The result of this study unlike the result of some earlier studies shows that the prevalence of the disease is not age dependent even though there was a slight increase in the prevalence rate among the age bracket of 11-20 yrs (Table 2). The statistical analysis (log linear model) showed that neither sex nor age had significant influence in the prevalence of the disease in the area. There was no sharp difference between the rate of the infection between the males 923.13%) and the females (22.53%) (Table 1). This is presumably due to equal exposure to the risk factor as there were no restrictions on movement and contact with the freshwater habitat in terms of culture, religion, sex or age. The people were seen engaged in activities that necessitate more contact times with the streams and snail intermediate vectors. Every segment of the inhabitants of the communities were observed to be making use of the streams, either for washing, fetching water, swimming, fishing, bathing or hunting for snails by the edges and fringes of the streams. The villagers eat and sell the caught snails at the village markets to even people from other parts of the country, especially those from the eastern part. The availability of various species of snails especially the Bulimus species highlights the endemicity of the disease in the area. The fact that increased contact time with Schistosoma haematobium infested habitat increases the rate and endemicity of schistosomiasis has variously been reported, 13,14,2,8,15 . The slightly higher prevalence rate (9.56%) observed among the age bracket 11-20 years is expected as that is the age that appears to be more adventurous in terms of hunting for snails, and fishing.

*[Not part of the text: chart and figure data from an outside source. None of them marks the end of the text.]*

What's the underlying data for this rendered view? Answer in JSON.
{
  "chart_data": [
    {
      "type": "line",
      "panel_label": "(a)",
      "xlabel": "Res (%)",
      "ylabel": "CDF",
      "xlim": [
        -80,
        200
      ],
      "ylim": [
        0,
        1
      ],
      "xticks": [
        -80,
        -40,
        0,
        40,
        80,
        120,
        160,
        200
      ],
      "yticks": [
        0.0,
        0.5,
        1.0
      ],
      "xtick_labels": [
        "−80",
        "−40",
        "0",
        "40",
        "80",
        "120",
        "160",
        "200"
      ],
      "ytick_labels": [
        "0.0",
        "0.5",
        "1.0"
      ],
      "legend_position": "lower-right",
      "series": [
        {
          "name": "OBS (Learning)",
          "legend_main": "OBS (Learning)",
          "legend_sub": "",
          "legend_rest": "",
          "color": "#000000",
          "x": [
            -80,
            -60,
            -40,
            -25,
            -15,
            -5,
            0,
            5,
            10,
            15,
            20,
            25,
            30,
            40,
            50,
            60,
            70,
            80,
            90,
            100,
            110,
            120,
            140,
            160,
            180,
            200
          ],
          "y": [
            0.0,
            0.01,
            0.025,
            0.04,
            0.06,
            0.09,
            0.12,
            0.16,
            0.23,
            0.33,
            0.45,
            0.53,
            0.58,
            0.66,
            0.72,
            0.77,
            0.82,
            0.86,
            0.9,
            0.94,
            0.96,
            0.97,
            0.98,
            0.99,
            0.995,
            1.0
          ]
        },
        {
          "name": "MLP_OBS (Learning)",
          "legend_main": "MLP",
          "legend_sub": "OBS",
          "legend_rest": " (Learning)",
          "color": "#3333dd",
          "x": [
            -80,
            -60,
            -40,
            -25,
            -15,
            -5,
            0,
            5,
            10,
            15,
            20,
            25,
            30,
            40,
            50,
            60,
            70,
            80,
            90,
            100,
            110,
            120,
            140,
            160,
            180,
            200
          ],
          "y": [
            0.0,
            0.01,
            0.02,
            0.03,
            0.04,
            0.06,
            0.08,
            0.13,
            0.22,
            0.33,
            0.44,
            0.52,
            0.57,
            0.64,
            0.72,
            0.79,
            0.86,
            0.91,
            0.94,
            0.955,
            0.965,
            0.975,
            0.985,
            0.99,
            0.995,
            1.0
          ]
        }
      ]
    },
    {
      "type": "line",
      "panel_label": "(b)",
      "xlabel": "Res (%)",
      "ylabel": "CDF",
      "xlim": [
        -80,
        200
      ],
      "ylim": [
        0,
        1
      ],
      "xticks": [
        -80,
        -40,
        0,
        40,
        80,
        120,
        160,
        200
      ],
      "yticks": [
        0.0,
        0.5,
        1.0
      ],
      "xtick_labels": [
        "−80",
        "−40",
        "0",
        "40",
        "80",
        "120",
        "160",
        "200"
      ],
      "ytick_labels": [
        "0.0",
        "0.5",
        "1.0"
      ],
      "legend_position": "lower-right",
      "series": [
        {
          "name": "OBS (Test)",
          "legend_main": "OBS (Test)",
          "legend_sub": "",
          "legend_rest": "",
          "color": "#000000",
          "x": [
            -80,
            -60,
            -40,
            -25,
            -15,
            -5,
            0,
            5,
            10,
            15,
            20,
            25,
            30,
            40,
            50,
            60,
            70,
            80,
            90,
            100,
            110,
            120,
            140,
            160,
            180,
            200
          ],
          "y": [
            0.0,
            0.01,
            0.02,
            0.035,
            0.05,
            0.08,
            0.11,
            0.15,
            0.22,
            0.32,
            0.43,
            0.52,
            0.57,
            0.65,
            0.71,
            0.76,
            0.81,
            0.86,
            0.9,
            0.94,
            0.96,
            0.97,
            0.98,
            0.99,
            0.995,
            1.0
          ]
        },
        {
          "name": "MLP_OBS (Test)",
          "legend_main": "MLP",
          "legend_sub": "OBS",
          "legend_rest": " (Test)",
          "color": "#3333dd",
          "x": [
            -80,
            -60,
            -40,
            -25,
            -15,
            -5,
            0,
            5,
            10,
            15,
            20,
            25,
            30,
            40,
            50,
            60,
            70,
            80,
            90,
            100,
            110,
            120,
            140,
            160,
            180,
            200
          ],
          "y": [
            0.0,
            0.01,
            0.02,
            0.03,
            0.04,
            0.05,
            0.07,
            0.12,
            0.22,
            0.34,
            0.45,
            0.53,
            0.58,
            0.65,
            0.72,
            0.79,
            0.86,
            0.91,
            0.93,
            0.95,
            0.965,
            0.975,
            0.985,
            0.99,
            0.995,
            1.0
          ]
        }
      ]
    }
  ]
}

The sub-urban settlement of Otukpa and Ijadoga within the local government headquarters have little advantage over other zones because they have government water works that supply them pipe borne water even though the supply is grossly inadequate. They still depend on streams, hand dug wells and springs for supplemental supply. This may explain why the two zones have lesser prevalence (7.3% and 7.6% respectively) than the rest of the zones (Table 1). The communities within the Owukpa and Eha zones are more remote with streams and hand dug wells as their sole source of water supply. The inhabitants have higher contact times with the schistosoma infested habitats. This can explain the higher prevalence rate (10.8% and 10.35% respectively) recorded in the two zones (Table 1).
The observation in this study that many of the urine samples with blood stains contained Schistosoma haematobium eggs is in line with observations of Emejulu et al 8,10. Emejulu 8 however noted that the result of analysis of visible haematuria shows that it is highly sensitive as a diagnostic tool but has a very low positive predictive value because of its low specificity in many of the studied areas.